The strftime() function doesn't support sub-second times. You'll need to add that yourself. You also need to use a function that returns sub-second times — that isn't time(). Assuming you have a POSIX-ish system, you can use clock_gettime():

struct timespec tv;
clock_gettime(CLOCK_REALTIME, &tv);
struct tm *timePointerEnd = localtime(&tv.tv_sec);
size_t nbytes = strftime(timeStringEnd, BUFFERSIZE, "\n%B%e, %G %T", timePointerEnd);
snprintf(timeStringEnd + nbytes, sizeof(timeStringEnd) - nbytes,
         "%.9ld", tv.tv_nsec);
puts(timeStringEnd);

Note that if you want to print microseconds, you use %.6ld and tm.tv_nsec / 1000; if you want to print milliseconds, you use %.3ld and tm.tv_nsec / 1000000. Care is required.

C11 provides the timespec_get() function that does roughly the same job. It uses a struct timespec, but the arguments are slightly different. You'd pass the pointer first and specify TIME_UTC as the second argument.

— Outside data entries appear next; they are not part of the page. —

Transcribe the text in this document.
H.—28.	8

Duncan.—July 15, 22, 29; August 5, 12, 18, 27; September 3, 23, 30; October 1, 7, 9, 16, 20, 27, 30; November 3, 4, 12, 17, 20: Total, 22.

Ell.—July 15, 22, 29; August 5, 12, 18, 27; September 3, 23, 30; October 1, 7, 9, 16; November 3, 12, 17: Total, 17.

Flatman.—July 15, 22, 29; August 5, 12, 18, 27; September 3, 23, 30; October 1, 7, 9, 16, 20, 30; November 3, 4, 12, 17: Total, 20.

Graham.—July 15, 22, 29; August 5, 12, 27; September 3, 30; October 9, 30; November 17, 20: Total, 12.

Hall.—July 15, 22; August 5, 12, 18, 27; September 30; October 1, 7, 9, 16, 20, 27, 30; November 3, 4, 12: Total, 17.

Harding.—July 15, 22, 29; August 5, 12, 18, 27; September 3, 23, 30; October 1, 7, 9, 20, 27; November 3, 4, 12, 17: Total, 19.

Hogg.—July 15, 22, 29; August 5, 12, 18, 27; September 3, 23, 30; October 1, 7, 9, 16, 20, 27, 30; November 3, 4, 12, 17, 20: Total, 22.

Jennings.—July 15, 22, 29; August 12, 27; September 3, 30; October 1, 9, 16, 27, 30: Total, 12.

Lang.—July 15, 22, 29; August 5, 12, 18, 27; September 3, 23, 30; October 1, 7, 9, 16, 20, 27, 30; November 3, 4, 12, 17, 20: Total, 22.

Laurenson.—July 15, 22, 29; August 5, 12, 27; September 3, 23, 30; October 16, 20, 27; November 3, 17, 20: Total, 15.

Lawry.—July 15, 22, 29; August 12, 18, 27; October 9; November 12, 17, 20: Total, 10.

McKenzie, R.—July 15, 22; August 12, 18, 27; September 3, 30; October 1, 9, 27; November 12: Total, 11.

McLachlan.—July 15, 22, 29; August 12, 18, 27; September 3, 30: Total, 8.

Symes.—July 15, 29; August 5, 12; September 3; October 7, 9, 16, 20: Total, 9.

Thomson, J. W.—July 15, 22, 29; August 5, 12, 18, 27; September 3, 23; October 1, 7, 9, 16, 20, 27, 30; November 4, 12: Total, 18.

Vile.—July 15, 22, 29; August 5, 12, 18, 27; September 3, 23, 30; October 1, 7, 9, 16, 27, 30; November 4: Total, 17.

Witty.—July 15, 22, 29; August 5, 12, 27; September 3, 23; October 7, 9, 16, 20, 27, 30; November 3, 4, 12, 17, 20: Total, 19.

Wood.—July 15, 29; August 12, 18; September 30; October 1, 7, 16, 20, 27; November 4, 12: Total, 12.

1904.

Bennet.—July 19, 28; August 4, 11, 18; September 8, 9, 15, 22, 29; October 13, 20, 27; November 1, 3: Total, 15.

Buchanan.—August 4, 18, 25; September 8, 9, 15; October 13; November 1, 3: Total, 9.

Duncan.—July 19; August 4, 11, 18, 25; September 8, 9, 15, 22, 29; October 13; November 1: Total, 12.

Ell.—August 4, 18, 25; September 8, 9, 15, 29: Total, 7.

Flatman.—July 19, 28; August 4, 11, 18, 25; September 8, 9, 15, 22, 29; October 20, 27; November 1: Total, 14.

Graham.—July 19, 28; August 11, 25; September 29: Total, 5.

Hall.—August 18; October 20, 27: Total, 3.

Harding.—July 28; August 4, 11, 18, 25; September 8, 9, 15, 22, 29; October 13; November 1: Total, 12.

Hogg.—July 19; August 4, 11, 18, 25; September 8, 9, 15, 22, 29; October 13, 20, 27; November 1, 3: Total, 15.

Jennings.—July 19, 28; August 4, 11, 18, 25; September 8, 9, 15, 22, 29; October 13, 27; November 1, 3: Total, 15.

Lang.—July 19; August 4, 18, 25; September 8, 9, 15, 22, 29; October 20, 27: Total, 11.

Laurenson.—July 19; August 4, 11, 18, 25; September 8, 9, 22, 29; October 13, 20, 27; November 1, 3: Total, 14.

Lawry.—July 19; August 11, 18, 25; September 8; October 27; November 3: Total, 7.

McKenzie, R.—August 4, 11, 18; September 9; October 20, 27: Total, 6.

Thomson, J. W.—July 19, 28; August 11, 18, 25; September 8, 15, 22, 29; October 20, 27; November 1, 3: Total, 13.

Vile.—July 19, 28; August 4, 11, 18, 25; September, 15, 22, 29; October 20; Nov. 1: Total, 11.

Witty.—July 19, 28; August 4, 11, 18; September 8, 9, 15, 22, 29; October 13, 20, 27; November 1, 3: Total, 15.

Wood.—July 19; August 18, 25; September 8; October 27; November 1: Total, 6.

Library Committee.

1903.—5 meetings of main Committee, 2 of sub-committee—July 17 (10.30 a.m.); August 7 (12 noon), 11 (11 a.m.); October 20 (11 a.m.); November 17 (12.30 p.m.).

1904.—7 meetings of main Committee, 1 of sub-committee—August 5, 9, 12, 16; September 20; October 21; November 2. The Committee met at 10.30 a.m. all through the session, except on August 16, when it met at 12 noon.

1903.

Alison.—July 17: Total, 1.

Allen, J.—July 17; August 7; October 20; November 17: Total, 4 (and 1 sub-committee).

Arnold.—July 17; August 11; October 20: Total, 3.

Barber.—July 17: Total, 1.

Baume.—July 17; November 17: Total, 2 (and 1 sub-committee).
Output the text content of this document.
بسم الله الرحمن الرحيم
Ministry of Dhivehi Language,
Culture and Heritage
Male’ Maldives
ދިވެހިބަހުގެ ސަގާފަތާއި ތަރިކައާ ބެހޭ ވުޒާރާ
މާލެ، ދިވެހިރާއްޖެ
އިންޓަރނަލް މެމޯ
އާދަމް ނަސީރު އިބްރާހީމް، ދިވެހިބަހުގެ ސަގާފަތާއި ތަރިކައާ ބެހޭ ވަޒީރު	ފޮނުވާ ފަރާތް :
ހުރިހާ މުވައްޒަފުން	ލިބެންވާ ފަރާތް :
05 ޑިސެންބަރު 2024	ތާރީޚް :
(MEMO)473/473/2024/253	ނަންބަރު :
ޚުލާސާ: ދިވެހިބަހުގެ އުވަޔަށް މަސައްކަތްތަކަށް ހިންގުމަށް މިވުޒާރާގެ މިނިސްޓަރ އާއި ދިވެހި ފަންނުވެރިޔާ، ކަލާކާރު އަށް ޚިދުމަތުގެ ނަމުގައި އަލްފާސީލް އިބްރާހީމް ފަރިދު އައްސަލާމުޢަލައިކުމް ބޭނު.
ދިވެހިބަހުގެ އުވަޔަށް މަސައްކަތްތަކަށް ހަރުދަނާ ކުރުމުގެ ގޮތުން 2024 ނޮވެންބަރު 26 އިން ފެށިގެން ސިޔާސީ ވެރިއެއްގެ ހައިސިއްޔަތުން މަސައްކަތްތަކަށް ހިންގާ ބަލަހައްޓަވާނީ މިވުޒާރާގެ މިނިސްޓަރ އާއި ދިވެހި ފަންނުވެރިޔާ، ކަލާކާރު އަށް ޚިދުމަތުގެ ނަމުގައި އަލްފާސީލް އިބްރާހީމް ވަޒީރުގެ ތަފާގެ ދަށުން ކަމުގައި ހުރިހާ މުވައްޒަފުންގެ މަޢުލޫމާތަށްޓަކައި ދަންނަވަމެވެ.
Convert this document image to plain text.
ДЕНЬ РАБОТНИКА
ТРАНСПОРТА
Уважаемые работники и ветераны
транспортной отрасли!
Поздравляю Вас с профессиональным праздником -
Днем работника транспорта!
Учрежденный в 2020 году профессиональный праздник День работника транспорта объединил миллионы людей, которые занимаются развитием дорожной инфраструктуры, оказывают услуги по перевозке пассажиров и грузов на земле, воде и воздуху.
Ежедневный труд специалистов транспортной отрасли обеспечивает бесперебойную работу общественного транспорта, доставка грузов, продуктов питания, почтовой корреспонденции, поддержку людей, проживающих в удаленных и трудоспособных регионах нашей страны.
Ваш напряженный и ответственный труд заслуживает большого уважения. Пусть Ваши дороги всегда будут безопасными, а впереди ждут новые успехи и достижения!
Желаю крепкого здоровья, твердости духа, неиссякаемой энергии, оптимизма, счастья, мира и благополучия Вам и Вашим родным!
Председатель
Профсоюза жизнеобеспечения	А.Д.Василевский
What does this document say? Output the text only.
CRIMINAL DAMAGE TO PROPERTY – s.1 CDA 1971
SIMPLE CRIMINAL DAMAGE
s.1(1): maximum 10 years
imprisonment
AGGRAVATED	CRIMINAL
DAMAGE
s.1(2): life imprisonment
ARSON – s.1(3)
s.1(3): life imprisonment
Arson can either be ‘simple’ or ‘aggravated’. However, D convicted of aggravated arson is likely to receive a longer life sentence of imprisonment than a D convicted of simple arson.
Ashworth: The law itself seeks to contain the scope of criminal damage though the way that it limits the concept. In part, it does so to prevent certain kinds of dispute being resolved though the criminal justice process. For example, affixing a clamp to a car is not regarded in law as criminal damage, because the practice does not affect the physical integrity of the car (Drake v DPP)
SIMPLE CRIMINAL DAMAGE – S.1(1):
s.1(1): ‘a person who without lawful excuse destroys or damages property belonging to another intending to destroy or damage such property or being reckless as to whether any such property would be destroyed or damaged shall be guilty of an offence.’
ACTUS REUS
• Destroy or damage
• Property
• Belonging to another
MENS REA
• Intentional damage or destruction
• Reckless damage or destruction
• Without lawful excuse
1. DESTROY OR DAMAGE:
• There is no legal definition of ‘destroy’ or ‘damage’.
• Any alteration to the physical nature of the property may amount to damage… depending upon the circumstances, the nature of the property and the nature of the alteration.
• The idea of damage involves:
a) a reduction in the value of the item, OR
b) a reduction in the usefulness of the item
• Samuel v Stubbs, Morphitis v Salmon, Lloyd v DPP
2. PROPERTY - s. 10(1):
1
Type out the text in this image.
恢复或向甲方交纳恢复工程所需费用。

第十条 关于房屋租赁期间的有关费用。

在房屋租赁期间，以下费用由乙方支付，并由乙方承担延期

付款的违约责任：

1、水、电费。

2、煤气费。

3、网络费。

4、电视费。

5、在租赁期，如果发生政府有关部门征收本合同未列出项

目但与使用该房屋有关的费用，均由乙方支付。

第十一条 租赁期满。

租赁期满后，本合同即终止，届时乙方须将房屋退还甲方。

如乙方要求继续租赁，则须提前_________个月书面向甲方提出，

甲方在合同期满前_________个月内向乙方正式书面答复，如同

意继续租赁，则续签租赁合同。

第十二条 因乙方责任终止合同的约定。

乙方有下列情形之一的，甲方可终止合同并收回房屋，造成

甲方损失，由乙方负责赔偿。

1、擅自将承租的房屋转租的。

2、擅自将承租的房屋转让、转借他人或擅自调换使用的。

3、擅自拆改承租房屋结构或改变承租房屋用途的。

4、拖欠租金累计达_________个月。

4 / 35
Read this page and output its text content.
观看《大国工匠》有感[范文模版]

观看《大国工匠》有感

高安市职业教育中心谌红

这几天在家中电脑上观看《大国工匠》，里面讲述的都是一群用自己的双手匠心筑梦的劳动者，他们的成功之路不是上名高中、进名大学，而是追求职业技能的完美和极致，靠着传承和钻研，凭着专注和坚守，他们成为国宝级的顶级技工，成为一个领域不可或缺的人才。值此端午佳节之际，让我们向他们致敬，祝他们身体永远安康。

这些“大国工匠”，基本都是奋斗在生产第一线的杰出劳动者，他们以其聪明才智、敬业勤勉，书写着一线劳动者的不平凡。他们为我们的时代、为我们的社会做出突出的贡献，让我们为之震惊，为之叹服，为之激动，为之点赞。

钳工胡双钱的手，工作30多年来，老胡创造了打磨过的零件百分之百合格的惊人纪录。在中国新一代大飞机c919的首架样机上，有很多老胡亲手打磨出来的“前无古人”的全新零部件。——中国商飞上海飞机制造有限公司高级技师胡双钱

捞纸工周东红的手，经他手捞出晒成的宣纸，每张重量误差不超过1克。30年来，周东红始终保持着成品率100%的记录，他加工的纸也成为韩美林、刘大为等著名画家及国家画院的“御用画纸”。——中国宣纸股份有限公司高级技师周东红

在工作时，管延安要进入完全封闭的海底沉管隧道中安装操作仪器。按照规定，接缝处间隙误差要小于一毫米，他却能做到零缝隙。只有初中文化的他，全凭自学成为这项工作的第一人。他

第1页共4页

If you have neither of those functions available, the (old, obsolescent) POSIX function gettimeofday() provides microsecond resolution timing. And an even older function, ftime(), also from POSIX (but removed from the standard nearly two decades ago) provides millisecond resolution timing. Both of these are often available on non-POSIX systems. Windows has other functions too.